Keep in mind that giveaways are different than discounts, they do not modify the customer's order.

To learn how to create giveaways, see creating giveaway programs.

Campaigns

Campaigns are the main entity marketers interact with in Talon.One. Each campaign is defined by at least one rule.

Rules

There are the following types of rules:

  • Promotion rules
  • Strikethrough rules

Promotion rules rely on aggregated data and data from the current request, and they are evaluated when using the Integration API endpoints. A promotion rule has one or more conditions and triggers one or more effects.

For example, a promotion rule might have a condition of a customer has completed an order of over $100 AND the previous order happened more than 90 days ago. An effect can, for example, update profile/session data, set discounts, return customer-facing messages, or send requests to pre-defined external APIs.

Strikethrough rules work together with cart item catalogs and apply effects on specific cart items. They are not evaluated in the customer session and are only triggered when changes occur in the campaign or in the cart item catalog connected to the corresponding Application.

Coupons

A campaign also contains a pool of coupons. Coupons can have arbitrary attributes associated to them. For example, the ID of a particular customer for a personalized coupon code, or a region code for coupons that are only valid in certain areas.
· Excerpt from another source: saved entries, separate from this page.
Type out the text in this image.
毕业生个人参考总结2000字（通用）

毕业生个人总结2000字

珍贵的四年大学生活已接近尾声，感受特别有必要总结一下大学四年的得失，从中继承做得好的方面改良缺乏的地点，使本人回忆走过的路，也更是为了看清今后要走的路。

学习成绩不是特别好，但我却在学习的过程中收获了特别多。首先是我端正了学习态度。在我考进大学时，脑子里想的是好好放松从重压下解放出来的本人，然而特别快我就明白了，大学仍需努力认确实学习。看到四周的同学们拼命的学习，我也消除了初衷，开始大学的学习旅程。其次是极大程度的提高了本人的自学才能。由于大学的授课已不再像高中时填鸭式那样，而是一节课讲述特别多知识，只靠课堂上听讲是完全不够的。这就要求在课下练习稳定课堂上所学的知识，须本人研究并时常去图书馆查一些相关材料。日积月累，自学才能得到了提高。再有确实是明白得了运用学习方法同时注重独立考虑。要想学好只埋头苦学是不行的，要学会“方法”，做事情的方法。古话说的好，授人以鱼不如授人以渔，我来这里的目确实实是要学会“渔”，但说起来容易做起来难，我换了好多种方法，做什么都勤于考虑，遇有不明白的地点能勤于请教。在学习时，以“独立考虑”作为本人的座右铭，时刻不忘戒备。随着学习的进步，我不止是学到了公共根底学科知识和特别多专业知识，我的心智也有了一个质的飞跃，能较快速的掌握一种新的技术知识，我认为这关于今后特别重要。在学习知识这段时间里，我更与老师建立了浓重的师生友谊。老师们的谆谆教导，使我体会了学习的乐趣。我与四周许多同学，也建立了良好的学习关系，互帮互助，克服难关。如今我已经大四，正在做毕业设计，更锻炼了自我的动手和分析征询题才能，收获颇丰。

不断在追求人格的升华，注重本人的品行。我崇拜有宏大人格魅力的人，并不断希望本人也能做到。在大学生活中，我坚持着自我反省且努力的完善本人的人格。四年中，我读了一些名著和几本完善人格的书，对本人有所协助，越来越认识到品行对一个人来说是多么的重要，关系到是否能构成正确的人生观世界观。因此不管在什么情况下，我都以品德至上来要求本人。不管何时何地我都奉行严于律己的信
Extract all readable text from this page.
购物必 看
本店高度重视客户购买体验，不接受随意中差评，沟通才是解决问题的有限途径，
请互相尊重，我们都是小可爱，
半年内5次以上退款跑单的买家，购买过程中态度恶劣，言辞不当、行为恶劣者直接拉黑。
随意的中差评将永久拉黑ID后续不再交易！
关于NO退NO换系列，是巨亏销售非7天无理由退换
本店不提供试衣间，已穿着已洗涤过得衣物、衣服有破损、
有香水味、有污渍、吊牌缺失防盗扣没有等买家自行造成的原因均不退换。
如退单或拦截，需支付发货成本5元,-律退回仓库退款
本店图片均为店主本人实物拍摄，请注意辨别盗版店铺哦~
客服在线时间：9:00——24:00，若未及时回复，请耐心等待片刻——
These constraints are enforced by the rule, not the coupon.

note

Coupons are redeemed after the session they are part of is closed. Redeeming a coupon code increments the redemption counter by 1.

Referrals

Referrals are a separate entity in Talon.One. Like coupons, they act like tickets but they are bound to 2 customers:

  • The advocate: the person who invited their friend via the referral program. They own the referral code.
  • The friend: the person who receives the invite from an advocate. They use the referral code.

For more information, see Referral program

note

Referral codes are redeemed after the redeem referral code effect is triggered by a rule when the session is closed. Redeeming a referral code increments the redemption counter by 1.

While campaigns, rules, and coupons are most commonly created manually in the Campaign Manager Application, you can also create and manage them programmatically via the Management API.